Evaluation of definite integral $\int_{0}^{\pi/4} \ln(1+\ln(x))\cdot dx$

Question

Evaluate the following

$$\int_{0}^{\pi/4} \ln(1+\ln(x))\cdot dx$$

I was trying to do it using by parts but got stuck at $\int \frac{1}{1+\ln(x)} dx$

Could someone suggest how to proceed fro here or any better method?

Answer 1

This is not an answer, but a comment too long to be put in the comments section.

As already pointed out, there is probably a typo in the wording since $\ln(1+\ln(x))$ isn't real in $x\leq e^{-1}$.

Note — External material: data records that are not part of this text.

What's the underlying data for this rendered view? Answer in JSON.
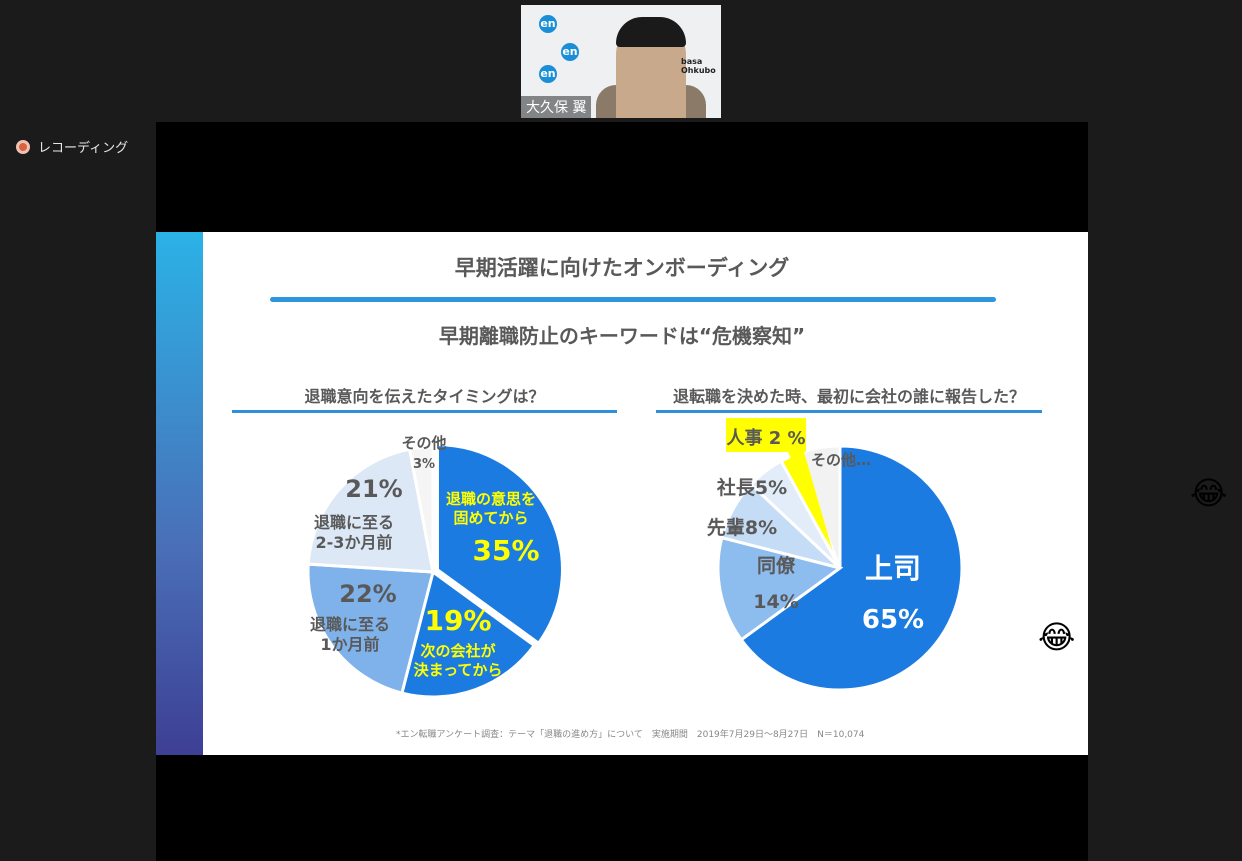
{
  "window": {
    "recording_label": "レコーディング",
    "recording_icon": "record-dot-icon"
  },
  "video": {
    "participant_name": "大久保 翼",
    "background_text": "basa Ohkubo",
    "logo_text": "en"
  },
  "slide": {
    "title": "早期活躍に向けたオンボーディング",
    "subtitle": "早期離職防止のキーワードは“危機察知”",
    "left_heading": "退職意向を伝えたタイミングは？",
    "right_heading": "退転職を決めた時、最初に会社の誰に報告した？",
    "footnote": "*エン転職アンケート調査：テーマ「退職の進め方」について　実施期間　2019年7月29日～8月27日　N＝10,074"
  },
  "chart_data": [
    {
      "type": "pie",
      "title": "退職意向を伝えたタイミングは？",
      "order": "clockwise-from-top",
      "slices": [
        {
          "label": "退職の意思を固めてから",
          "value": 35,
          "value_label": "35%",
          "color": "#1b7be0"
        },
        {
          "label": "次の会社が決まってから",
          "value": 19,
          "value_label": "19%",
          "color": "#1b7be0"
        },
        {
          "label": "退職に至る1か月前",
          "value": 22,
          "value_label": "22%",
          "color": "#7fb2ea"
        },
        {
          "label": "退職に至る2-3か月前",
          "value": 21,
          "value_label": "21%",
          "color": "#dde8f6"
        },
        {
          "label": "その他",
          "value": 3,
          "value_label": "3%",
          "color": "#f5f5f5"
        }
      ]
    },
    {
      "type": "pie",
      "title": "退転職を決めた時、最初に会社の誰に報告した？",
      "order": "clockwise-from-top",
      "slices": [
        {
          "label": "上司",
          "value": 65,
          "value_label": "65%",
          "color": "#1b7be0"
        },
        {
          "label": "同僚",
          "value": 14,
          "value_label": "14%",
          "color": "#8dbcee"
        },
        {
          "label": "先輩",
          "value": 8,
          "value_label": "8%",
          "color": "#c4dcf6"
        },
        {
          "label": "社長",
          "value": 5,
          "value_label": "5%",
          "color": "#e2edf9"
        },
        {
          "label": "人事",
          "value": 2,
          "value_label": "2 %",
          "color": "#ffff00"
        },
        {
          "label": "その他…",
          "value": 6,
          "value_label": "",
          "color": "#f2f2f2"
        }
      ]
    }
  ],
  "reactions": [
    {
      "icon": "tears-of-joy-emoji",
      "glyph": "😂"
    },
    {
      "icon": "tears-of-joy-emoji",
      "glyph": "😂"
    }
  ]
}
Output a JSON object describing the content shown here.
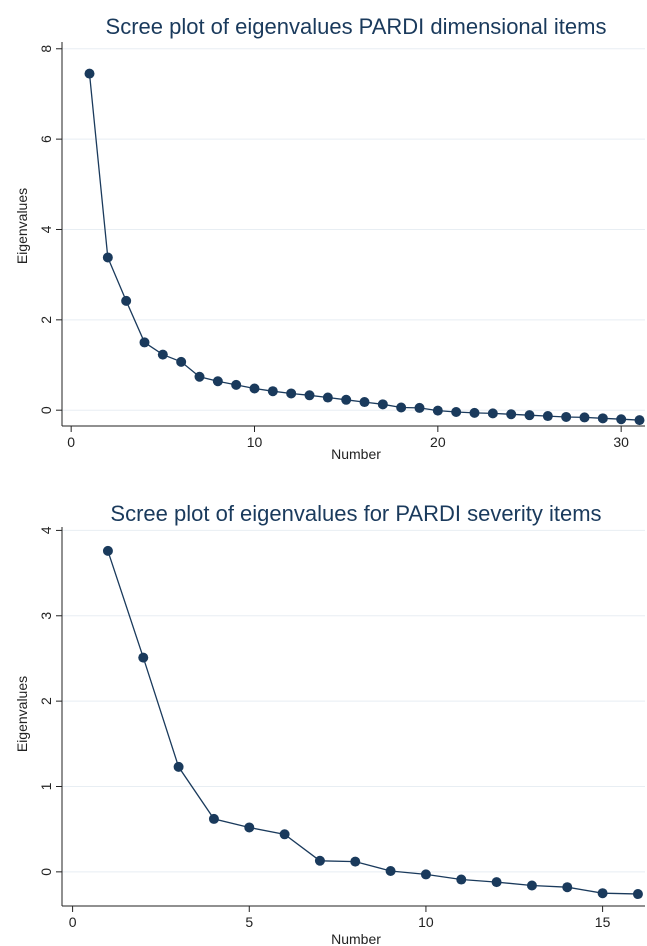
{
  "chart_data": [
    {
      "type": "line",
      "title": "Scree plot of eigenvalues PARDI dimensional items",
      "xlabel": "Number",
      "ylabel": "Eigenvalues",
      "xlim": [
        -0.5,
        31.3
      ],
      "ylim": [
        -0.35,
        8.15
      ],
      "xticks": [
        0,
        10,
        20,
        30
      ],
      "yticks": [
        0,
        2,
        4,
        6,
        8
      ],
      "grid": true,
      "markers": true,
      "color": "#1a3a5c",
      "x": [
        1,
        2,
        3,
        4,
        5,
        6,
        7,
        8,
        9,
        10,
        11,
        12,
        13,
        14,
        15,
        16,
        17,
        18,
        19,
        20,
        21,
        22,
        23,
        24,
        25,
        26,
        27,
        28,
        29,
        30,
        31
      ],
      "values": [
        7.45,
        3.38,
        2.42,
        1.5,
        1.23,
        1.07,
        0.74,
        0.64,
        0.56,
        0.48,
        0.42,
        0.37,
        0.33,
        0.28,
        0.23,
        0.18,
        0.13,
        0.06,
        0.05,
        -0.01,
        -0.04,
        -0.06,
        -0.07,
        -0.09,
        -0.11,
        -0.13,
        -0.15,
        -0.16,
        -0.18,
        -0.2,
        -0.22
      ]
    },
    {
      "type": "line",
      "title": "Scree plot of eigenvalues for PARDI severity items",
      "xlabel": "Number",
      "ylabel": "Eigenvalues",
      "xlim": [
        -0.3,
        16.2
      ],
      "ylim": [
        -0.4,
        4.04
      ],
      "xticks": [
        0,
        5,
        10,
        15
      ],
      "yticks": [
        0,
        1,
        2,
        3,
        4
      ],
      "grid": true,
      "markers": true,
      "color": "#1a3a5c",
      "x": [
        1,
        2,
        3,
        4,
        5,
        6,
        7,
        8,
        9,
        10,
        11,
        12,
        13,
        14,
        15,
        16
      ],
      "values": [
        3.76,
        2.51,
        1.23,
        0.62,
        0.52,
        0.44,
        0.13,
        0.12,
        0.01,
        -0.03,
        -0.09,
        -0.12,
        -0.16,
        -0.18,
        -0.25,
        -0.26
      ]
    }
  ]
}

Considering the indefinite integral, the integration by part leads to:

$$\int \ln(1+\ln(x)) dx=x\ln(1+\ln(x))-\int \frac{dx}{1+\ln(x)}$$ $\int \frac{dx}{1+\ln(x)}=\frac{1}{e}\int \frac{d(ex)}{\ln(ex)}=\frac{1}{e}\int \frac{dt}{\ln(t)}=\frac{1}{e}\text{li}(t)+c=\frac{1}{e}\text{li}(ex)+c$

li$(t)$ is the logarithmic integral function which is related to the Exponential integral function :

li$(t)=$Ei$(\ln(t))$.

$\int \frac{dx}{1+\ln(x)}=\frac{1}{e}\text{Ei}(\ln(ex))+c=\frac{1}{e}\text{Ei}(1+\ln(x))+c$

$$\int \ln(1+\ln(x)) dx=x\ln(1+\ln(x))- \frac{1}{e}\text{Ei}(1+\ln(x))+c$$ The result is not real if the lower bound of the integral is $\leq e^{-1}$.

Answer 2

Indefinite integral is $-\frac{-\int_{-(1+\log{(x)})}^{\infty}\exp{(-t)}t^{-1}dt}{\exp{x}}+x\log{(1+\log{(x)})}$, where the term in the numerator is exponential integral function at $1+\log{x}$.